The data (pre-)processing part of MLOps focuses on moving data from the source to ML model, without necessarily including how the model executes on the data itself. This commonly includes a series of transformations that support a learning algorithm. For example, a data scientist may choose to build a linear regression pipeline or an exploratory factor analysis pipeline to support ML models.
Note: ML training and validation requires performing more complex functions than supported by most ETL tools. This is often the case in complex data processing, aggregation and regression. The recommended approach here is to complement the data processing strategy with directed acyclic graph (DAG) flows.
In contrast to the more linear data flow in case of BI, DAG flows support scalable directed graphs for data routing, statistical transformation and system logic. Tools like Apache Airflow support the authoring, management and maintenance associated with DAG flows, which can then be programmatically authored to integrate with ETL pipelines.

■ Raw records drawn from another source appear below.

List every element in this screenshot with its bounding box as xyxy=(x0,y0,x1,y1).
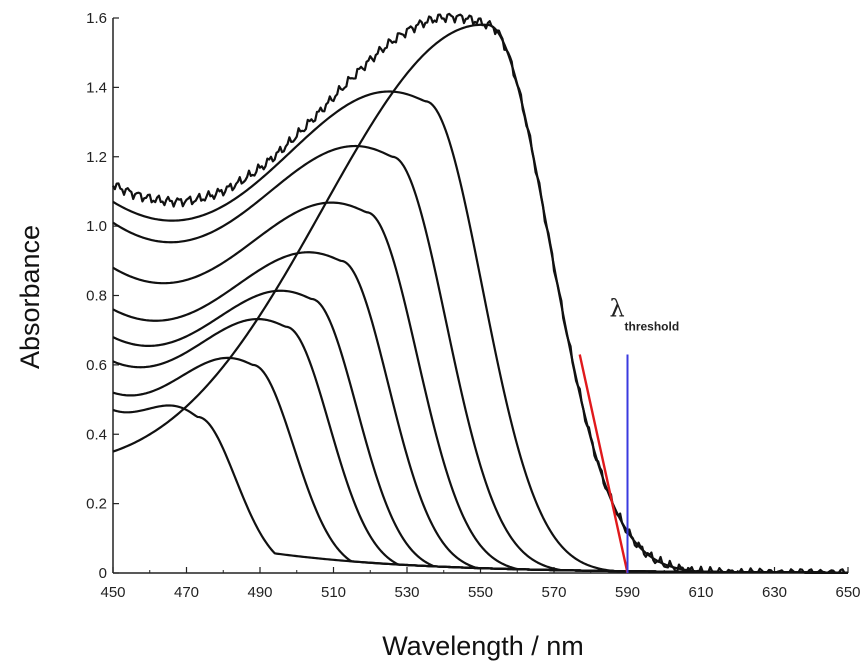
threshold-fit-line xyxy=(578,354,629,574)
threshold-annotation-subscript: threshold xyxy=(625,319,680,333)
y-tick-label: 1.4 xyxy=(86,79,107,96)
y-tick-labels: 0 0.2 0.4 0.6 0.8 1.0 1.2 1.4 1.6 xyxy=(86,10,107,582)
y-tick-label: 1.0 xyxy=(86,218,107,235)
y-tick-label: 0.4 xyxy=(86,426,107,443)
x-tick-labels: 450 470 490 510 530 550 570 590 610 630 650 xyxy=(100,584,860,601)
spectrum-line xyxy=(112,90,848,574)
x-tick-label: 630 xyxy=(762,584,787,601)
threshold-annotation: λ xyxy=(610,294,625,322)
x-tick-label: 570 xyxy=(541,584,566,601)
x-tick-label: 470 xyxy=(174,584,199,601)
x-tick-label: 530 xyxy=(394,584,419,601)
spectrum-line xyxy=(112,251,848,574)
x-tick-label: 510 xyxy=(321,584,346,601)
x-tick-label: 550 xyxy=(468,584,493,601)
x-tick-label: 490 xyxy=(247,584,272,601)
y-tick-label: 0.8 xyxy=(86,288,107,305)
spectra-series xyxy=(112,12,848,574)
x-tick-label: 450 xyxy=(100,584,125,601)
spectrum-line xyxy=(112,12,848,574)
y-axis-title: Absorbance xyxy=(15,225,45,369)
y-tick-label: 1.2 xyxy=(86,149,107,166)
y-tick-label: 0.2 xyxy=(86,496,107,513)
x-tick-label: 590 xyxy=(615,584,640,601)
spectrum-line xyxy=(112,201,848,574)
x-tick-label: 610 xyxy=(688,584,713,601)
y-tick-label: 1.6 xyxy=(86,10,107,27)
x-tick-label: 650 xyxy=(835,584,860,601)
y-tick-label: 0.6 xyxy=(86,357,107,374)
y-tick-label: 0 xyxy=(99,565,107,582)
spectrum-line xyxy=(112,289,848,574)
spectrum-line xyxy=(112,23,848,574)
x-axis-title: Wavelength / nm xyxy=(382,631,584,661)
spectrum-line xyxy=(112,144,848,574)
spectrum-line xyxy=(112,404,848,574)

Needless to say, this results in redundancy and a fragmentation of the DataOps and MLOps pipelines. It seems fair to say that DataOps today relates more to BI/structured analytics, and MLOps addresses the full ML pipeline with data (pre-)processing embedded within it.
Data platform vendors have started working towards this, and we have seen some initial offerings to resolve this. Snowflake provides Snowpark Python API that allows ML models to be trained and deployed within Snowflake, with Snowpark allowing data scientists to use Python (rather than writing code in SQL).
Google cloud platform (GCP) provides BigQuery ML, a GCP tool that allows ML models to be trained purely using SQL within GCP’s data warehouse environment. Similarly, AWS Redshift Data API makes it easy for any application written in Python to interact with Redshift. This allows a SageMaker notebook to connect to the Redshift cluster and run Data API commands in Python. The in-place analysis provides an effective way to pull data directly into a notebook from a data warehouse in AWS.